The parents greet his daughter and look to the window, waving to the father, knowing he stands there on his days off. He returns their wave. The youngest of the children rush his daughter, their small arms quickly jumbled around her waist. She drops her book bag and kneels down onto one knee to return the hugs. Smiles and giggles and endless circles of running fill the next five minutes, until the screeching bus rounds the corner and stops to pick them up.
Through the bus windows, the father sees shades of his daughter's body as she walks the bus's main aisle until the last seat. She plops down her book bag before sitting herself down. On some days, she remembers to wave to her parents from her window as the bus pulls away, but this was not to be one of those days. The father waves eagerly anyway.
As the bus rounds the bend and leaves his sight, the father, once again, turns to face his quiet office and the stillness of the house.
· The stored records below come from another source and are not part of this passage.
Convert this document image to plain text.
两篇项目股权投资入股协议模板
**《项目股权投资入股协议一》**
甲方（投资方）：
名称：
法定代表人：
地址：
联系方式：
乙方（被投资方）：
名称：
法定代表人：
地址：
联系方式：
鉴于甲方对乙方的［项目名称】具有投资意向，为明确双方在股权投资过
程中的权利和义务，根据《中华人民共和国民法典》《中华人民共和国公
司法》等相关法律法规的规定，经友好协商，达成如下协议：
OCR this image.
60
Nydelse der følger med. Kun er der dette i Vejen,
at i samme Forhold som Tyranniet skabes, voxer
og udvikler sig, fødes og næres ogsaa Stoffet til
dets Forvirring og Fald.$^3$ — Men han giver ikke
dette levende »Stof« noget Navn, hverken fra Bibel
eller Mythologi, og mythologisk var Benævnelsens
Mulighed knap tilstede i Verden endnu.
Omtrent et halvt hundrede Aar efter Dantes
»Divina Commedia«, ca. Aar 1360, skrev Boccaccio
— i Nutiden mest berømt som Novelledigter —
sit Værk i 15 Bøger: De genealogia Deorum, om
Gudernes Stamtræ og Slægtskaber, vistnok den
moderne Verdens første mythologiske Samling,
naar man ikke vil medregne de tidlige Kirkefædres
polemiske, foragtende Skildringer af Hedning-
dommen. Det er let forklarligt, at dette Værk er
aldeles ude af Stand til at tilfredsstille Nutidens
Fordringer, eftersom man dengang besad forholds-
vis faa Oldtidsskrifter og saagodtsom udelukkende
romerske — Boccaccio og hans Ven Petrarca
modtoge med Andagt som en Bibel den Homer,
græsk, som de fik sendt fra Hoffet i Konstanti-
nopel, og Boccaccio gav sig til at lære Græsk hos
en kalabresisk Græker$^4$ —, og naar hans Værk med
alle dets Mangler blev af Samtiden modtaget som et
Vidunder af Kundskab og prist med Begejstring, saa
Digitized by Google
He had grown accustomed to a summer of chatter, of laughter, of arguing, and of simple daily moments--moments now stolen back from the eight-hour school day.
The father sits at his computer and stares at the blank screen. He misses his kids already. He is, however, not that naive to think that his pain is isolated. Parents everyday walk this path he is on. How they cope, however, may not be the same way he does.
And so he pulls himself up to his desktop and begins. It is 7:30 a.m. A weekday...
Big thanks, as always, for reading. I hope you have a great weekend. This piece was an interesting one to write. I hope you enjoyed the peek in and "the father's" unique perspective.